Traditional Schooling - Is there Still a Place for It?

May 7, 2014 - 6:38pm

Is traditional schooling necessary for all students?

If one looks at dropout rates and poor attendance, let alone boredom and challenging behavior, why is traditional schooling mandatory? Learning is mandatory! And by the way, the basic skills of math, reading, and writing are mandatory. On a continuum of being functional in society through to contributing to society on phenomenal levels, there has to be more diverse ways to learning than sitting at a desk and complying with what might be considered dull and irrelevant parts of the curriculum.

Let’s not start with students who have no aptitude in academia but have sparkling potential with hands-on learning. And let’s not forget students who know what they’re interested in but have no outlet to exploit that potential in the traditional school setup. Then there are students who are like fish to water in academia and are too self-driven and self-directed to be slaves to traditional learning.
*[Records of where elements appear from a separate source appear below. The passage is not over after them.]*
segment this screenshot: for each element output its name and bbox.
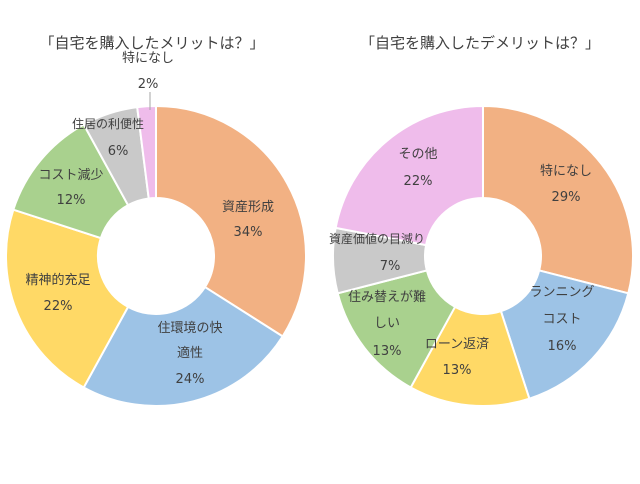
merit-donut [5,104,307,407]
demerit-slice-4 [336,269,457,389]
merit-slice-4-value: 12% [57,193,86,208]
demerit-slice-4-value: 13% [373,344,402,359]
merit-slice-4 [12,123,130,240]
merit-slice-1-label: 資産形成 [222,199,274,215]
merit-slice-6 [136,104,157,200]
merit-slice-4-label: コスト減少 [38,167,103,183]
merit-chart-title: 「自宅を購入したメリットは？」 [39,34,264,52]
demerit-slice-4-label: しい [374,316,400,331]
demerit-donut [332,104,634,407]
demerit-slice-5-label: 資産価値の目減り [329,231,425,246]
merit-slice-5-value: 6% [108,144,129,159]
demerit-slice-6 [334,104,484,247]
merit-slice-2-value: 24% [176,372,205,387]
demerit-slice-6-value: 22% [404,174,433,189]
merit-slice-6-label: 特になし [122,51,174,66]
demerit-slice-2-label: ランニング [529,285,594,300]
demerit-slice-3 [409,305,531,407]
demerit-chart-title: 「自宅を購入したデメリットは？」 [360,34,600,52]
merit-slice-3-label: 精神的充足 [25,272,90,288]
merit-slice-2 [82,285,285,407]
demerit-slice-4-label: 住み替えが難 [348,290,426,305]
demerit-slice-2-value: 16% [548,339,577,354]
merit-slice-2-label: 住環境の快 [157,321,222,336]
demerit-slice-1 [482,104,634,295]
demerit-slice-3-value: 13% [443,363,472,378]
merit-slice-3-value: 22% [44,299,73,314]
demerit-slice-6-label: その他 [398,147,437,162]
demerit-slice-2-label: コスト [542,312,581,327]
merit-slice-1-value: 34% [234,225,263,240]
merit-slice-6-value: 2% [138,77,159,92]
demerit-slice-1-value: 29% [552,190,581,205]
merit-slice-5-label: 住居の利便性 [72,117,144,131]
merit-slice-2-label: 適性 [177,345,203,361]
demerit-slice-3-label: ローン返済 [425,336,489,352]
demerit-slice-2 [499,269,630,400]
merit-slice-3 [5,208,130,389]
demerit-slice-1-label: 特になし [540,164,592,179]
merit-slice-1 [155,104,307,338]
demerit-slice-5-value: 7% [380,259,401,274]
In fact, they are often told not to work ahead of the class, as they’d be bored. A paradox indeed.

Different ways to facilitate learning in different contexts need to be explored. The idea of same-age learners being at the same cognitive level is becoming more of a myth in this age of technology. There is so much diversity in young children today from an early age that if they are not stimulated in ways that suit their individual learning aptitudes, abilities and interests, then valuable time is wasted in their potential to learn and thrive.

There needs to be more meaningful engagement in learning, with ongoing career guidance and support. With technology and programs out there, everything that needs to be learned is accessible, with efficient facilitation. If one goes into Khan Academy, for example, learning is at the learners’ own pace when the learner is ready. Teaching is explicit and allows the learner to go back and forth till it’s understood. It can be repeated as often as possible and done in the comfort of one’s own space.

You’re probably thinking, what about the underachiever? Apart from the learning-challenged, have you ever thought about why they’re underachieving in the first place? It’s often a result of being required to learn what is irrelevant and inappropriate, in an unfulfilling ‘under duress’ educational journey.

In the traditional classroom, the challenged are the learners who need to work at their own pace, the behaviorally challenged who are bored, and learners who are unable to make a connection with the traditional curriculum. Forcing history and science jargon through minds when, for example, aptitude and interest lies with mechanics or construction is meaningless and ‘combative’. People will learn more about world history and science because they choose to in their own time. In this way, learning takes on a whole new meaning.

In all this, educators will be doing exactly what they are supposed to be doing, and that is enhancing the lives of people through meaningful facilitated learning, and not focusing most of their valuable energy and expertise on how to get a student to sit on that chair and be ‘appropriate’. Let’s not be oblivious to all those creatively fantastic jobs being created, discovered through creative thinking, via non-traditional learning.